7. A barrier arrangement according to claim 6, wherein said ramp surface comprises means for locking the barrier device in the access preventing position, said means comprising a sloping zone arranged in one portion of said ramp surface with which said lever engages when in the access preventing position, said sloping zone being inclined opposite to the inclination of a portion of said ramp surface other than said sloping zone.

8. A barrier arrangement according to claim 5, further comprising

a shaft to which the arm of the barrier device is connected and through which said barrier pivot axis extends, said shaft comprising a cam-like member, said first lever arm being in operative engagement with said cam-like member, and

a support surface arranged in the stationary structure for supporting said pivot device, said support surface extending substantially in an axial direction of said lever,

said pivot device comprising bearing means arranged on said support surface and displaceable on said support surface in a direction parallel to the axial direction of said lever.

9. A barrier arrangement according to claim 8, wherein said bearing means comprise at least one roller having an axis extending substantially perpendicular to the longitudinal axial direction of the lever, said at least one roller being in rolling contact with said support surface.

10. A barrier arrangement according to claim 8, further comprising

a member adjustably connected to said lever in proximity to said first lever end, said cam-like member engaging with a shoulder of said member closest to said first lever end such that axial movement of said lever and said member connected thereto imparts rotational movement of said cam-like member of said shaft and thus the arm of the barrier device connected to said shaft.

11. A barrier arrangement according to claim 8, wherein the pivot device comprises at least one roller rotating about an axis extending perpendicular to the longitudinal direction of said lever, said roller being in rolling contact with said support surface.

12. A barrier arrangement according to claim 11, wherein said lever comprises a longitudinal recess formed therein, said pivot device further comprising a shaft connected to said at least one roller of said pivot device, said shaft being movable in said recess in the axial direction of said lever.

13. A barrier arrangement according to claim 2, wherein the means for actuating the drive device comprise an electromagnet provided with a displaceable solenoid bearing against said lever, the displacement of said solenoid causing said lever to pivot.

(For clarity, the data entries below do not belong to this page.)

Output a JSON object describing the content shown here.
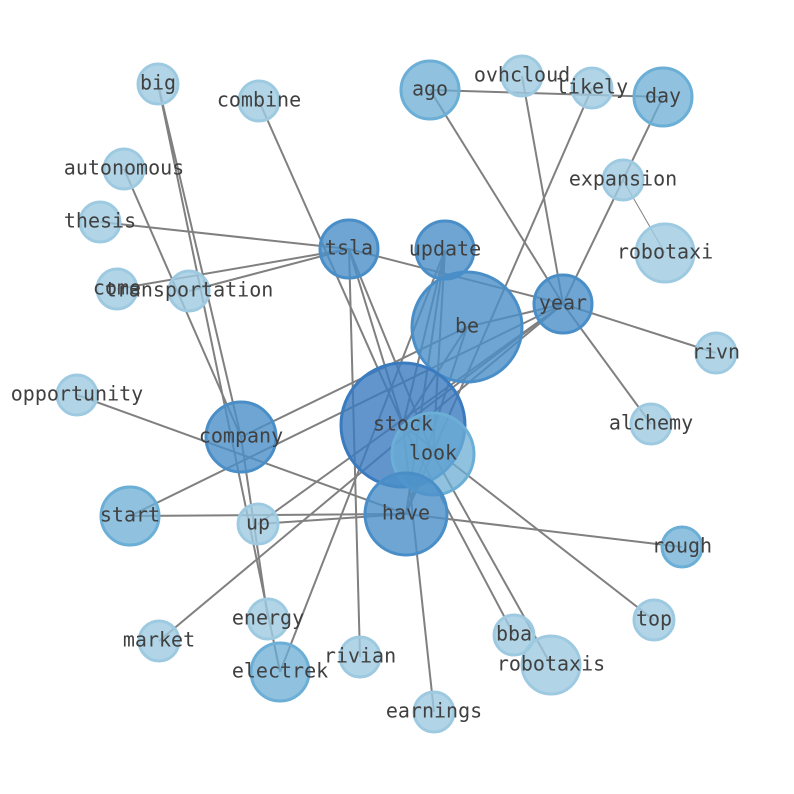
{
  "nodes": [
    {
      "label": "big"
    },
    {
      "label": "combine"
    },
    {
      "label": "ago"
    },
    {
      "label": "ovhcloud"
    },
    {
      "label": "likely"
    },
    {
      "label": "day"
    },
    {
      "label": "autonomous"
    },
    {
      "label": "expansion"
    },
    {
      "label": "thesis"
    },
    {
      "label": "robotaxi"
    },
    {
      "label": "tsla"
    },
    {
      "label": "update"
    },
    {
      "label": "come"
    },
    {
      "label": "transportation"
    },
    {
      "label": "be"
    },
    {
      "label": "year"
    },
    {
      "label": "rivn"
    },
    {
      "label": "opportunity"
    },
    {
      "label": "alchemy"
    },
    {
      "label": "company"
    },
    {
      "label": "stock"
    },
    {
      "label": "look"
    },
    {
      "label": "start"
    },
    {
      "label": "up"
    },
    {
      "label": "have"
    },
    {
      "label": "rough"
    },
    {
      "label": "energy"
    },
    {
      "label": "top"
    },
    {
      "label": "market"
    },
    {
      "label": "bba"
    },
    {
      "label": "electrek"
    },
    {
      "label": "rivian"
    },
    {
      "label": "robotaxis"
    },
    {
      "label": "earnings"
    }
  ]
}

14. A barrier arrangement according to claim 2, further comprising

an adjustable counterweight arranged on said second lever arm, the axial position of said counterweight on said lever is adjustable to provide a composition effect to the weight of the barrier device.

15. A barrier arrangement according to claim 2, wherein the means for actuating the drive device comprise means for stopping the pivoting motion when the barrier device encounters an obstacle.

16. A barrier device according to claim 2, further comprising a remote-control device coupled to the means for actuating the drive device for initiating actuation of the same.

17. A barrier device according to claim 2, further comprising a device for feeding the means for actuating the drive device with electrical energy, said feeding device comprising a rechargeable storage battery and solar energy pick-up cells coupled thereto, said pick-up cells constituting a source of electrical energy for feeding electrical circuits of the means for actuating the drive device and for recharging said storage battery.

18. A barrier arrangement according to claim 17, further comprising a remote-control device coupled to the means for actuating the drive device for initiating actuation of the same, wherein said pick-up cells feed said remote-control device with energy.

19. A barrier arrangement according to claim 2, wherein said stationary structure comprises a housing in which the means for actuating the drive device and said pivot device are arranged, said housing being defined by a cover member and a bottom plate.

20. The arrangement of claim 2, wherein the barrier device has two bow-shaped arms.